Le 1er mai dernier, à Lyon, se trouvait le cortège de point de rassemblement de Jean Macé jusqu’à Bellecour. Le prévenu est repéré par des caméras de surveillance et des photographies par la police des renseignements territoriaux sur lesquelles on le voit dégrader un panneau publicitaire. Interpelé à 15h45 dans le 7ème arrondissement, il reconnait directement les faits.

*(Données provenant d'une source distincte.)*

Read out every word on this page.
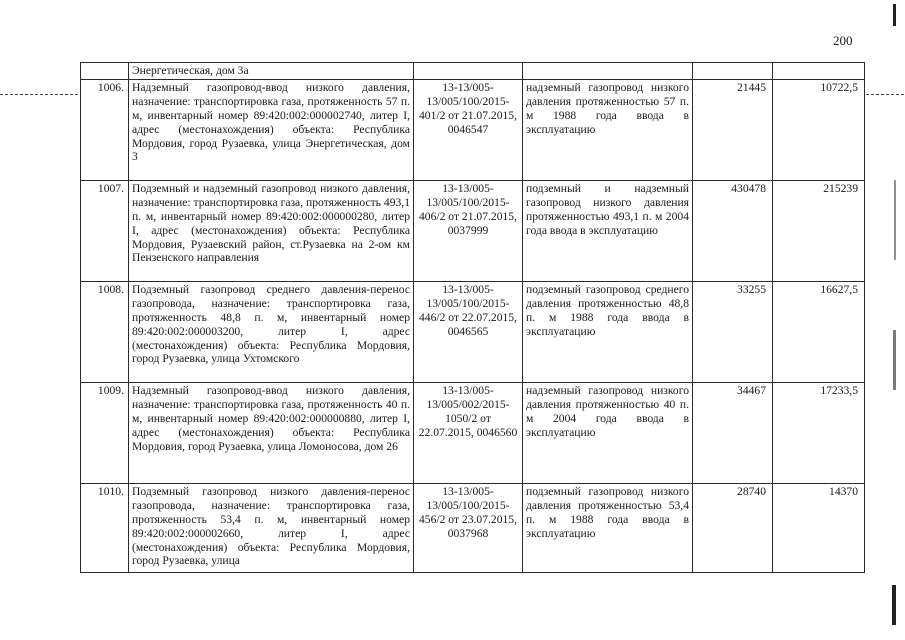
200
	Энергетическая, дом 3а				
1006.	Надземный газопровод-ввод низкого давления, назначение: транспортировка газа, протяженность 57 п. м, инвентарный номер 89:420:002:000002740, литер I, адрес (местонахождения) объекта: Республика Мордовия, город Рузаевка, улица Энергетическая, дом 3	13-13/005-13/005/100/2015-401/2 от 21.07.2015, 0046547	надземный газопровод низкого давления протяженностью 57 п. м 1988 года ввода в эксплуатацию	21445	10722,5
1007.	Подземный и надземный газопровод низкого давления, назначение: транспортировка газа, протяженность 493,1 п. м, инвентарный номер 89:420:002:000000280, литер I, адрес (местонахождения) объекта: Республика Мордовия, Рузаевский район, ст.Рузаевка на 2-ом км Пензенского направления	13-13/005-13/005/100/2015-406/2 от 21.07.2015, 0037999	подземный и надземный газопровод низкого давления протяженностью 493,1 п. м 2004 года ввода в эксплуатацию	430478	215239
1008.	Подземный газопровод среднего давления-перенос газопровода, назначение: транспортировка газа, протяженность 48,8 п. м, инвентарный номер 89:420:002:000003200, литер I, адрес (местонахождения) объекта: Республика Мордовия, город Рузаевка, улица Ухтомского	13-13/005-13/005/100/2015-446/2 от 22.07.2015, 0046565	подземный газопровод среднего давления протяженностью 48,8 п. м 1988 года ввода в эксплуатацию	33255	16627,5
1009.	Надземный газопровод-ввод низкого давления, назначение: транспортировка газа, протяженность 40 п. м, инвентарный номер 89:420:002:000000880, литер I, адрес (местонахождения) объекта: Республика Мордовия, город Рузаевка, улица Ломоносова, дом 26	13-13/005-13/005/002/2015-1050/2 от 22.07.2015, 0046560	надземный газопровод низкого давления протяженностью 40 п. м 2004 года ввода в эксплуатацию	34467	17233,5
1010.	Подземный газопровод низкого давления-перенос газопровода, назначение: транспортировка газа, протяженность 53,4 п. м, инвентарный номер 89:420:002:000002660, литер I, адрес (местонахождения) объекта: Республика Мордовия, город Рузаевка, улица	13-13/005-13/005/100/2015-456/2 от 23.07.2015, 0037968	подземный газопровод низкого давления протяженностью 53,4 п. м 1988 года ввода в эксплуатацию	28740	14370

Dans son sac, les policiers retrouvent un foulard, un masque, un unique gant de chantier, une paire de lunettes de piscine, un stylo feutre mais aussi des tracts contre le capitalisme. Pour justifier ces derniers, il avoue « ce sont des tracts que l’on m’a distribués ». La présidente lui demande à plusieurs reprises « pourquoi un gant ? Un seul gant ». Ne sachant pas quoi répondre, il hausse les épaules et dit seulement « j’ai perdu l’autre », réponse que la présidente peine à croire.

 

Lors de l’énonciation des faits, même la présidente se perd dans son discours et commence à confondre cortège déclaré et non déclaré. Celui-ci, qui a été repoussé à cause des tirs lacrymogènes, fait demi-tour. C’est à ce moment-là que l’accusé a vu certains manifestants taper dans le panneau publicitaire, il s’explique « j’ai vu des gens le faire alors j’ai suivi ».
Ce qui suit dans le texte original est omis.